Inchmore hatchery is one of the world’s most technically advanced water recirculating systems

Salmon at one of their critical stages of life at Mowi Scotland. 

At Mowi’s recently opened Inchmore Hatchery at Glenmoriston, Scotland, the fry unit system was cleaned out but the scale of the operation was clear. Pipes curl in and out of huge tanks – while technicians keep everything in check. They, themselves are put through six months of training to work here.

On the visitors viewing area of Inchmore’s hatchery area manager Allan MacDonald explained in detail each section. Up to six million parr and six million smolts per year are to be produced in four massive batches, providing half of Mowi Scotland’s needs.
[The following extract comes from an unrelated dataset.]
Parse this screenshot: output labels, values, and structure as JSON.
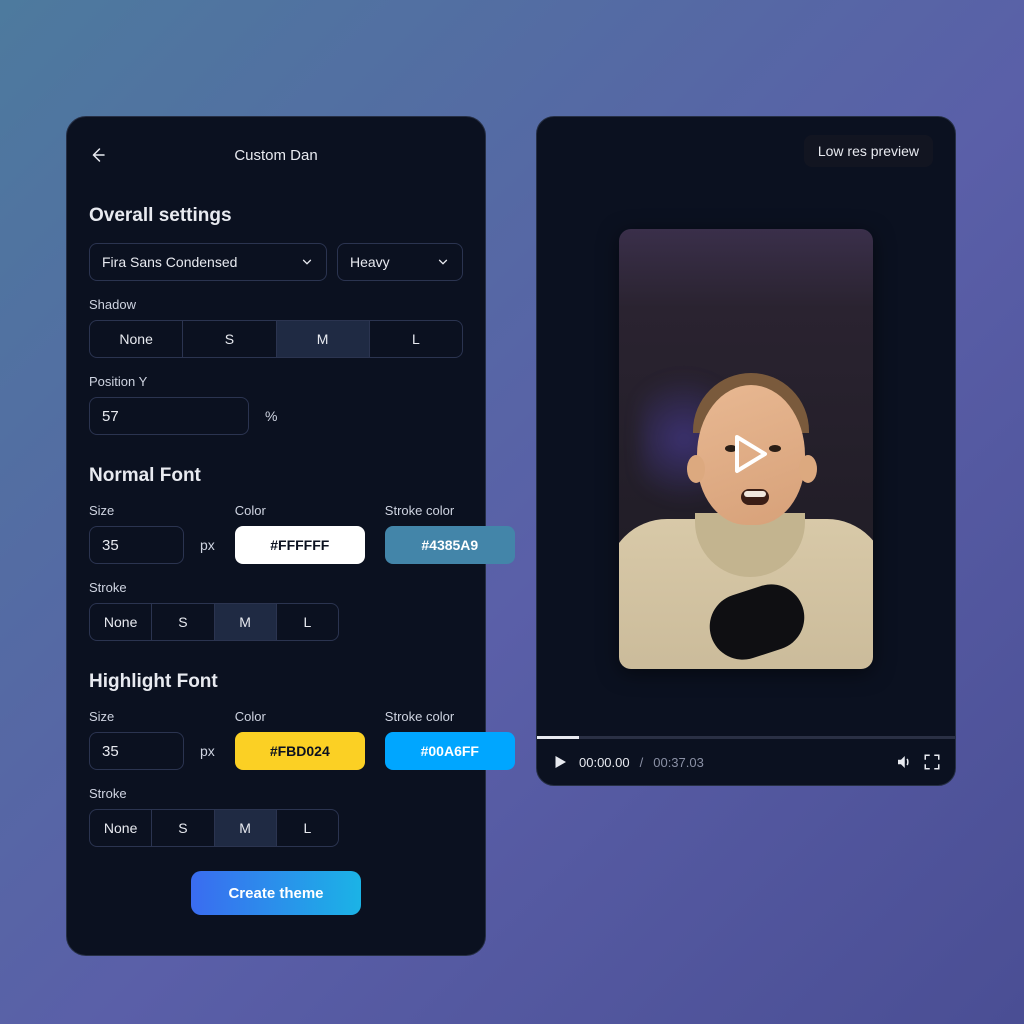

Allan MacDonald with one of the hatchery trays. Batches of 2 – 4 million eggs are delivered from Mowi’s broodstock farms in between November and July. PHOTO Owen Evans

Alevins
Barely visible when pressed up glass were the tanks containing the yolk-sac fry or alevins.

“They’ve just had first feeding,” explained MacDonald. “We’ve reduced the light levels down to 15 per cent. If there is too much light, then they will go to the centre of the tanks.”
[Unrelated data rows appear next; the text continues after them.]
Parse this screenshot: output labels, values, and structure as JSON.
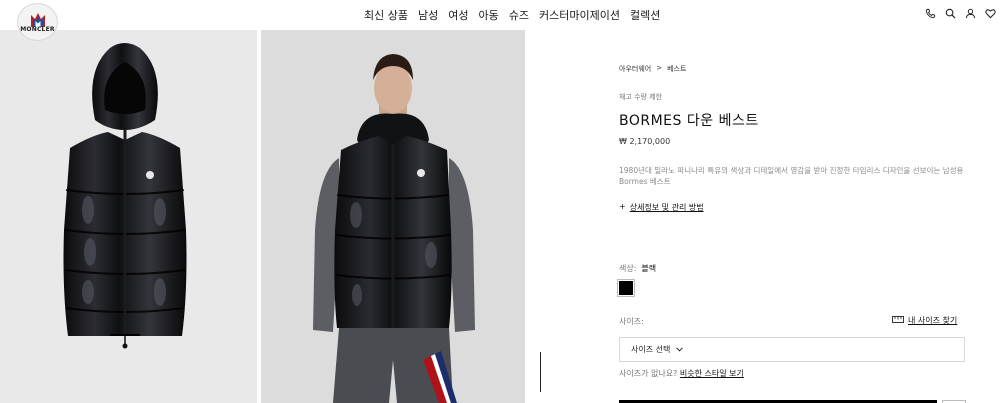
{
  "brand": {
    "logo_text": "MONCLER"
  },
  "nav": {
    "items": [
      "최신 상품",
      "남성",
      "여성",
      "아동",
      "슈즈",
      "커스터마이제이션",
      "컬렉션"
    ]
  },
  "header_icons": [
    "phone-icon",
    "search-icon",
    "user-icon",
    "heart-icon"
  ],
  "product": {
    "breadcrumb": [
      "아우터웨어",
      "베스트"
    ],
    "breadcrumb_separator": ">",
    "stock_note": "재고 수량 제한",
    "title": "BORMES 다운 베스트",
    "price": "₩ 2,170,000",
    "description": "1980년대 밀라노 파니나리 특유의 색상과 디테일에서 영감을 받아 진정한 타임리스 디자인을 선보이는 남성용 Bormes 베스트",
    "details_prefix": "+",
    "details_link": "상세정보 및 관리 방법",
    "color_label": "색상:",
    "color_value": "블랙",
    "color_swatch": "#000000",
    "size_label": "사이즈:",
    "size_guide": "내 사이즈 찾기",
    "size_select_placeholder": "사이즈 선택",
    "no_size_text": "사이즈가 없나요?",
    "no_size_link": "비슷한 스타일 보기"
  }
}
“The risk with too much light is that the small fish will hide in numbers, clump together and suffocate each other, so they are kept in the darkness,” said MacDonald. Each tank can roughly hold about 180,000. Some have only been feeding for five days.
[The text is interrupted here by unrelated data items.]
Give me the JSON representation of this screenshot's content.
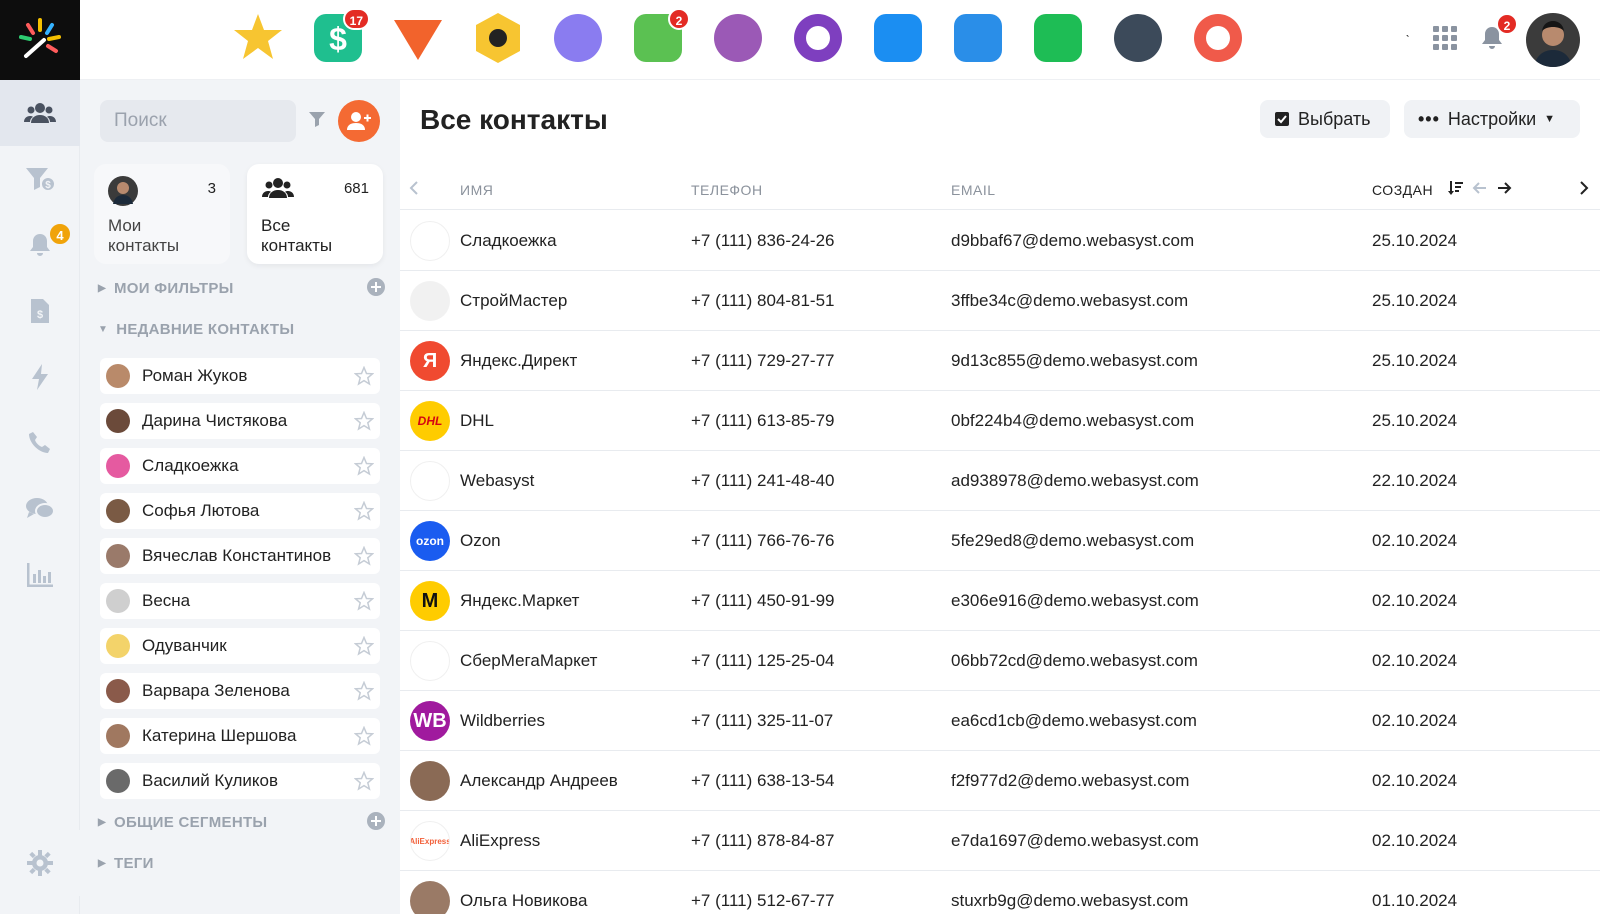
{
  "top_apps": [
    {
      "name": "star-app-icon",
      "color": "#f7c531",
      "badge": ""
    },
    {
      "name": "money-app-icon",
      "color": "#1fbf8f",
      "badge": "17"
    },
    {
      "name": "vivaldi-app-icon",
      "color": "#f2632c",
      "badge": ""
    },
    {
      "name": "hexagon-app-icon",
      "color": "#f7c531",
      "badge": ""
    },
    {
      "name": "spiral-app-icon",
      "color": "#8a7cf0",
      "badge": ""
    },
    {
      "name": "tasks-app-icon",
      "color": "#5bc152",
      "badge": "2"
    },
    {
      "name": "mosaic-app-icon",
      "color": "#9b59b6",
      "badge": ""
    },
    {
      "name": "camera-app-icon",
      "color": "#7e3fbf",
      "badge": ""
    },
    {
      "name": "folder-app-icon",
      "color": "#1b8ef2",
      "badge": ""
    },
    {
      "name": "checklist-app-icon",
      "color": "#2a8ee8",
      "badge": ""
    },
    {
      "name": "chart-check-app-icon",
      "color": "#1ebd55",
      "badge": ""
    },
    {
      "name": "compass-app-icon",
      "color": "#3c4a5a",
      "badge": ""
    },
    {
      "name": "lifebuoy-app-icon",
      "color": "#f05a4a",
      "badge": ""
    }
  ],
  "notifications_badge": "2",
  "rail": {
    "bell_badge": "4"
  },
  "sidebar": {
    "search_placeholder": "Поиск",
    "my_contacts": {
      "count": "3",
      "label": "Мои контакты"
    },
    "all_contacts": {
      "count": "681",
      "label": "Все контакты"
    },
    "my_filters": "МОИ ФИЛЬТРЫ",
    "recent_title": "НЕДАВНИЕ КОНТАКТЫ",
    "recent": [
      {
        "name": "Роман Жуков",
        "color": "#b98a6a"
      },
      {
        "name": "Дарина Чистякова",
        "color": "#6b4a3a"
      },
      {
        "name": "Сладкоежка",
        "color": "#e55aa0"
      },
      {
        "name": "Софья Лютова",
        "color": "#7a5a44"
      },
      {
        "name": "Вячеслав Константинов",
        "color": "#9a7a6a"
      },
      {
        "name": "Весна",
        "color": "#cfcfcf"
      },
      {
        "name": "Одуванчик",
        "color": "#f3d36a"
      },
      {
        "name": "Варвара Зеленова",
        "color": "#8a5a4a"
      },
      {
        "name": "Катерина Шершова",
        "color": "#a07860"
      },
      {
        "name": "Василий Куликов",
        "color": "#6a6a6a"
      }
    ],
    "common_segments": "ОБЩИЕ СЕГМЕНТЫ",
    "tags": "ТЕГИ"
  },
  "main": {
    "title": "Все контакты",
    "select_button": "Выбрать",
    "settings_button": "Настройки",
    "columns": {
      "name": "ИМЯ",
      "phone": "ТЕЛЕФОН",
      "email": "EMAIL",
      "created": "СОЗДАН"
    },
    "rows": [
      {
        "name": "Сладкоежка",
        "phone": "+7 (111) 836-24-26",
        "email": "d9bbaf67@demo.webasyst.com",
        "created": "25.10.2024",
        "logo_color": "#ffffff",
        "logo_text": "",
        "logo_text_color": "#e55aa0"
      },
      {
        "name": "СтройМастер",
        "phone": "+7 (111) 804-81-51",
        "email": "3ffbe34c@demo.webasyst.com",
        "created": "25.10.2024",
        "logo_color": "#f1f1f1",
        "logo_text": "",
        "logo_text_color": "#555"
      },
      {
        "name": "Яндекс.Директ",
        "phone": "+7 (111) 729-27-77",
        "email": "9d13c855@demo.webasyst.com",
        "created": "25.10.2024",
        "logo_color": "#f04a30",
        "logo_text": "Я",
        "logo_text_color": "#ffffff"
      },
      {
        "name": "DHL",
        "phone": "+7 (111) 613-85-79",
        "email": "0bf224b4@demo.webasyst.com",
        "created": "25.10.2024",
        "logo_color": "#ffcc00",
        "logo_text": "DHL",
        "logo_text_color": "#d40511"
      },
      {
        "name": "Webasyst",
        "phone": "+7 (111) 241-48-40",
        "email": "ad938978@demo.webasyst.com",
        "created": "22.10.2024",
        "logo_color": "#ffffff",
        "logo_text": "",
        "logo_text_color": "#222"
      },
      {
        "name": "Ozon",
        "phone": "+7 (111) 766-76-76",
        "email": "5fe29ed8@demo.webasyst.com",
        "created": "02.10.2024",
        "logo_color": "#1a5cf0",
        "logo_text": "ozon",
        "logo_text_color": "#ffffff"
      },
      {
        "name": "Яндекс.Маркет",
        "phone": "+7 (111) 450-91-99",
        "email": "e306e916@demo.webasyst.com",
        "created": "02.10.2024",
        "logo_color": "#ffcc00",
        "logo_text": "M",
        "logo_text_color": "#111"
      },
      {
        "name": "СберМегаМаркет",
        "phone": "+7 (111) 125-25-04",
        "email": "06bb72cd@demo.webasyst.com",
        "created": "02.10.2024",
        "logo_color": "#ffffff",
        "logo_text": "",
        "logo_text_color": "#6c2bd9"
      },
      {
        "name": "Wildberries",
        "phone": "+7 (111) 325-11-07",
        "email": "ea6cd1cb@demo.webasyst.com",
        "created": "02.10.2024",
        "logo_color": "#a01a9e",
        "logo_text": "WB",
        "logo_text_color": "#ffffff"
      },
      {
        "name": "Александр Андреев",
        "phone": "+7 (111) 638-13-54",
        "email": "f2f977d2@demo.webasyst.com",
        "created": "02.10.2024",
        "logo_color": "#8a6a55",
        "logo_text": "",
        "logo_text_color": "#ffffff"
      },
      {
        "name": "AliExpress",
        "phone": "+7 (111) 878-84-87",
        "email": "e7da1697@demo.webasyst.com",
        "created": "02.10.2024",
        "logo_color": "#ffffff",
        "logo_text": "AliExpress",
        "logo_text_color": "#f2603a"
      },
      {
        "name": "Ольга Новикова",
        "phone": "+7 (111) 512-67-77",
        "email": "stuxrb9g@demo.webasyst.com",
        "created": "01.10.2024",
        "logo_color": "#9a7a66",
        "logo_text": "",
        "logo_text_color": "#ffffff"
      }
    ]
  },
  "colors": {
    "accent": "#f46a33",
    "badge": "#e32b24",
    "rail_badge": "#f0a30a"
  }
}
Mowi’s Inchmore – one of the world’s most technically advanced water recirculating systems – is all about reducing as much stress for the fish as possible.

The new facility replaced Marine Harvest Scotland’s 40-year-old site that first opened in 1978 PHOTO Owen Evans

“The fish are so small, they weigh 0.2 of a gram. They are easily spooked but in time they’ll get used to human interaction and seeing people in time,” he said.

Around the tank there’s a black ring which diffuses oxygen. In the event of a power failure, the ring would still diffuse air in the tank to keep young fish alive.

At this stage, the fish are fed a high energy diet of fishmeal containing vitamins and minerals. “It’s very small, the feed is not from Kyleakin (Mowi Scotland’s GBP 125 million fish feed plant on the Isle of Skye)” he added. “We’ve got BioMar on two of the rircs and our flow through hatchery uses Skretting. It’s not a lot of diet for fish up to that size – maybe 2-3 tonnes a year, we would need for that.”

“They are kept in darkness,” said MacDonald PHOTO Owen Evans

MacDonald explained that in the smolt tanks, a drum filter filters out the waste, which is then processed in a separate tank. This is then moved to a heavy sludge tank to used as a fertilizer in the fields. “It’s a very good fertiliser,” he smiled.

Feed
A blue pipe across the top of the smolt tank makes sure the fish are feed. “It just drops above their heads, there are lots of different designs, but this one lets the feed dribble above them. It allows for good distribution of the feed so nothing gets wasted and dropped outside the tank,” he said.

The automated feeding units automatically fill up the hopper as soon as the feed level goes below the sensor.

“On some of the older sites, the guys are still lifting bags of feed, it’s very manual. So when people complain here about a button not working, I’ll say well “what did you do before?” he laughed.

A feed pipe around the smolt tank PHOTO Owen Evans

Land-based
Walking around Inchmore’s huge facilities, it’s clear that Mowi’s operation is huge – and this is only to look after the fish until they are ready to go to a Loch. But what about land-based salmon farms – like Miami’s Atlantic Sapphire?

The hatchery veteran, who has been with the salmon farmer for 18 years, thought carefully about the question before answering.

“Landbased, it’s two to three time the size of here,” said MacDonald. “There are so many things that can impact. It’s the power supply needed to run these big farms and how much water you are taking and reusing. Somewhere along the line, you are going to have to discharge that effluent. Also, a traditional sea farm may use 20 – 30 tonnes of feed a day at the height of their cycle, so with a land-based site and the waste that comes back out of that, how do you start processing that? It’s just the size, the scale of it all. What goes happens when it goes wrong? In the sea, there’s oxygen, water, temperature, the ph, everything. On land, you’ve got to give them everything.”